Building GDPR Capable Reactive Systems
As the General Data Protection Regulation (GDPR) is effective from May 2018, many considerations regarding data obtaining, storage, and most notably allowing for data to be deleted at the request of users are introduced into systems we build.
Lightbend has investigated the various considerations that you may need to take into account to make your systems GDPR-compliant in a continuous way for the long term. To help our customers with this daunting task we can now offer a new module, GDPR for Akka Persistence, that will assist you in building a compliant system.
The Right To Be Forgotten
Within GDPR, the sections that technology can be most helpful with compliance are around conforming to Chapter 3: Rights of the data subject. The technically most challenging is the "Right to be Forgotten" (Art 17).

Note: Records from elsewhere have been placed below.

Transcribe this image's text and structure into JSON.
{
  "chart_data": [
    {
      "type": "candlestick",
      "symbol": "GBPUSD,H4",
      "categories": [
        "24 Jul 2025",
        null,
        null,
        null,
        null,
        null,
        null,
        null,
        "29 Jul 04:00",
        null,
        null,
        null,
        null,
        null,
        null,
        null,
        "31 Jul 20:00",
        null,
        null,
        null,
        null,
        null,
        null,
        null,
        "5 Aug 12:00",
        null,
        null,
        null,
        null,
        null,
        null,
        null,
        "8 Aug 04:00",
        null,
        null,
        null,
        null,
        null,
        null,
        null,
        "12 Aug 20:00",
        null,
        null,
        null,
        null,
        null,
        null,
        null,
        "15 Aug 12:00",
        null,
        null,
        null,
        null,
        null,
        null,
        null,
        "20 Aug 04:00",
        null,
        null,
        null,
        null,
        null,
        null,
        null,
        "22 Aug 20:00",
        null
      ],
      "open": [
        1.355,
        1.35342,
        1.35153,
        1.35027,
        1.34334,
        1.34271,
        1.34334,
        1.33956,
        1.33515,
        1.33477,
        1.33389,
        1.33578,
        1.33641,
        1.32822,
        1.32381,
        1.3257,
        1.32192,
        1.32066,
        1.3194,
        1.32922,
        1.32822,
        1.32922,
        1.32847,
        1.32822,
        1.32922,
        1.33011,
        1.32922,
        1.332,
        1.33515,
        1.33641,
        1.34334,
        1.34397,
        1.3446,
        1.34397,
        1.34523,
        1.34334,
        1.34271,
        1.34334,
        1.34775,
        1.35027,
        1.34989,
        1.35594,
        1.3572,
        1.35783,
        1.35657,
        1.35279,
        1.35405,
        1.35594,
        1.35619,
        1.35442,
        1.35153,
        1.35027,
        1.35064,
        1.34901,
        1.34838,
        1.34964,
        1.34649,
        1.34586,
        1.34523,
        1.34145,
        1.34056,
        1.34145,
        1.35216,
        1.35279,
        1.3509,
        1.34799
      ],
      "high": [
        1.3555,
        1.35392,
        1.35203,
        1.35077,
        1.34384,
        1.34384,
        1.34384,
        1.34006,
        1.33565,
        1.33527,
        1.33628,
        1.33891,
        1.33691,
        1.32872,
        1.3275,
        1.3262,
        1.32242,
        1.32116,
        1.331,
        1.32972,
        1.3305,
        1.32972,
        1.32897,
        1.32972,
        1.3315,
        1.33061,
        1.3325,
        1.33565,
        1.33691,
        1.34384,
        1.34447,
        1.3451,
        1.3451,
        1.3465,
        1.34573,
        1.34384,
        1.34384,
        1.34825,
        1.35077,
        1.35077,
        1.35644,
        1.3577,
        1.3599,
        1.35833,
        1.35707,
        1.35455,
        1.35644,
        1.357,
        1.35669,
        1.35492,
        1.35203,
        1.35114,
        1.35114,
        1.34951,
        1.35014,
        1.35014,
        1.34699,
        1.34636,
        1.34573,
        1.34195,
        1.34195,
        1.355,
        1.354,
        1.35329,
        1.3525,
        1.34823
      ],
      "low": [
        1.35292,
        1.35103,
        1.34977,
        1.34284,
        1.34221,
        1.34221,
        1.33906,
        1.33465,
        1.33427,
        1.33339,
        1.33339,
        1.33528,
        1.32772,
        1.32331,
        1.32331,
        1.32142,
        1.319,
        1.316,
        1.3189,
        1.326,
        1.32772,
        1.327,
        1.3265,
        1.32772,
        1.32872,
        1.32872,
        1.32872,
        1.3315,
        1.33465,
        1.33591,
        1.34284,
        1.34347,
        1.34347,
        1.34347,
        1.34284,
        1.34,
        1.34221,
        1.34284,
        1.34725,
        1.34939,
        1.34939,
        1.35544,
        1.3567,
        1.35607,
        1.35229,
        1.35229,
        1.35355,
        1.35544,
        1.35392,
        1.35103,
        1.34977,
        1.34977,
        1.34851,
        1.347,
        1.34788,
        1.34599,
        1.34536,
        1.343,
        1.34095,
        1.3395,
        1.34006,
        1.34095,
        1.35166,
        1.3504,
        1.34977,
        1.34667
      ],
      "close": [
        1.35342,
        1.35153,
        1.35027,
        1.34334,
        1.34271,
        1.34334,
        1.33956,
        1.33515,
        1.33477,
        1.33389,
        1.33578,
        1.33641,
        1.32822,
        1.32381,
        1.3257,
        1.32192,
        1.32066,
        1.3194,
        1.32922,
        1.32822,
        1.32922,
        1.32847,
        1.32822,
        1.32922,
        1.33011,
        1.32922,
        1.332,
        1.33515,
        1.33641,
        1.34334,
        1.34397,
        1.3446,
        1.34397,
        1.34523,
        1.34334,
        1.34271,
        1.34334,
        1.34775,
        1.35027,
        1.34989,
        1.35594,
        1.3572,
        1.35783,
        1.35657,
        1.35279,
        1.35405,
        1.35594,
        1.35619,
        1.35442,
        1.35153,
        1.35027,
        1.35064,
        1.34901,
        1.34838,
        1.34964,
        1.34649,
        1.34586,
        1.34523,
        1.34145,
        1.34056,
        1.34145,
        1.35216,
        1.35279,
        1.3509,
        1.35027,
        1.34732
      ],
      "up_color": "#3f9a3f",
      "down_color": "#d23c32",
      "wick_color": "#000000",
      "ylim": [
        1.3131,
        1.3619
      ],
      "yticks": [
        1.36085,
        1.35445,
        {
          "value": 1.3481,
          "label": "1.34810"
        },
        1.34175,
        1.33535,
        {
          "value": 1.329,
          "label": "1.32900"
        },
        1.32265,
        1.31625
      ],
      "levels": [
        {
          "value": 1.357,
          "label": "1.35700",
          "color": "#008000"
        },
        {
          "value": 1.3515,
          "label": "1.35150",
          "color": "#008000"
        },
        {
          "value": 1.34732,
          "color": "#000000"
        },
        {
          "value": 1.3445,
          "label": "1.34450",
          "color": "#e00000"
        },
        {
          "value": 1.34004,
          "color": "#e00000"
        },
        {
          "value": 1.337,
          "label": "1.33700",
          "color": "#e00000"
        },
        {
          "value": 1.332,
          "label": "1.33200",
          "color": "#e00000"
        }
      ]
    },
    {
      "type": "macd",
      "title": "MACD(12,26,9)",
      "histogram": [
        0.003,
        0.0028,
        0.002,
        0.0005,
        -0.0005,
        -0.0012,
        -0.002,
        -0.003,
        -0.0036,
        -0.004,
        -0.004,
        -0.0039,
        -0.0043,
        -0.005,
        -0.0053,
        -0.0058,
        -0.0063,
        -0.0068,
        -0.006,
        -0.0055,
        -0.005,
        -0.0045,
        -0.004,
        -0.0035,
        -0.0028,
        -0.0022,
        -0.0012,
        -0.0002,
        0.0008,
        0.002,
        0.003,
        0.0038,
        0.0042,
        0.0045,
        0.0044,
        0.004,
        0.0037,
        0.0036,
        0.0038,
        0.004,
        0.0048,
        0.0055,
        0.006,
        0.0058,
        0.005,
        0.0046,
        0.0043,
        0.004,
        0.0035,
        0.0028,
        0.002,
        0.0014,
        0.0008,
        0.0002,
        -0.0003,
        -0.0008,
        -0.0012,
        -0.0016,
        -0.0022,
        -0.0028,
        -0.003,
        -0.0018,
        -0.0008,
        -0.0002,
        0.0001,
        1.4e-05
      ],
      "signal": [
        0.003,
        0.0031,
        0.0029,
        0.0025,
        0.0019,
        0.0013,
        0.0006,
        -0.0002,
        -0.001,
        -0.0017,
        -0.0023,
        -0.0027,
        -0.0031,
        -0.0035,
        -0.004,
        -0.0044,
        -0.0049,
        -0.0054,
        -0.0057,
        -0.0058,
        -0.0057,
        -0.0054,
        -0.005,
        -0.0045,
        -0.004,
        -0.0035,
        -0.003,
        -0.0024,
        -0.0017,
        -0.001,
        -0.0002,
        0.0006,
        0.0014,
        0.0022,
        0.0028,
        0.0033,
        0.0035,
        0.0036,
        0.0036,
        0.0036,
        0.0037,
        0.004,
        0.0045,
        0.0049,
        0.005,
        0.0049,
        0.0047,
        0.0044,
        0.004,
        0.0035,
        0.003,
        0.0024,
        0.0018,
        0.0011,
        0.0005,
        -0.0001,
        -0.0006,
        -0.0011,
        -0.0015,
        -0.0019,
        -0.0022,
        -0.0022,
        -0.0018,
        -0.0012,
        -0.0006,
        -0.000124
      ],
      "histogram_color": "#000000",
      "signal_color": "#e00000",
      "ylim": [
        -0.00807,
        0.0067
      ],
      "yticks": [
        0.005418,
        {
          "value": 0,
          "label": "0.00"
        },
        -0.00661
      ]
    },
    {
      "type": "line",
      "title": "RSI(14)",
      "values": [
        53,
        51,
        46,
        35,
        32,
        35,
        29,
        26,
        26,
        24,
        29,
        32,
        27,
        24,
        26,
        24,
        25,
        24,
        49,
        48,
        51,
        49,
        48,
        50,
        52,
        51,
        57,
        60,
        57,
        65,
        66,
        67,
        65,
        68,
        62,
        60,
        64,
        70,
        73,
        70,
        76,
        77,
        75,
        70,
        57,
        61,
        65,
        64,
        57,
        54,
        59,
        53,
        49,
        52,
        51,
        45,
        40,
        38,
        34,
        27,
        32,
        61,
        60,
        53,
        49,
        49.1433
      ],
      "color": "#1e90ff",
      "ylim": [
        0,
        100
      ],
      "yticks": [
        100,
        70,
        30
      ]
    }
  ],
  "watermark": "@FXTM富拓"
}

Akka and Lagom can be used with Event Sourcing techniques, which means storing the entire event sequence leading to the total state of some entity. This also means, that deleting or modifying historical state in order to be compliant with GDPR means that all those events, which carry personal information, will have to be modified rather than just one single state.
It can be difficult to modify all such events and all places where the information may be stored, such as denormalized projections, snapshots and backups. Data shredding can be used to forget information instead of deleting or modifying it. This is achieved by encrypting the data with a key for a given data subject id (e.g. person) and deleting the key when that data subject is to be forgotten.
Data Encryption And Shredding
GDPR for Akka Persistence provides serialization and encryption utilities for this approach of using cryptographic erasure to support the "Right to be Forgotten", and it can be used with Event Sourced data or other data storage approaches.
Let's look at an example: say that we have a persistent entity representing a blog post that many different users may add comments to. Each comment is associated with a user that may request to be forgotten, so this means that all their comments should become anonymous.
In this example, it would be difficult to find all comments by a given user, since the comments are added to the blog post rather than being indexed by the user identifier. We would have to maintain such an additional cross-index or traverse all blog posts to be able to find and update all comments.
Instead, we encrypt the author part of the events that represent the comments with a specific encryption key for the user that wrote the comment. The blog post entity would know that if the author part of a comment can't be decrypted because the key has been removed the author of the comment should not be shown any more.
Adding GDPR Compliance To Existing Akka And Lagom Apps
GDPR for Akka Persistence also provides migration tools if you have an existing Akka or Lagom application that you want to move to use data encryption for payloads, and eventually also make use of the data shredding technique.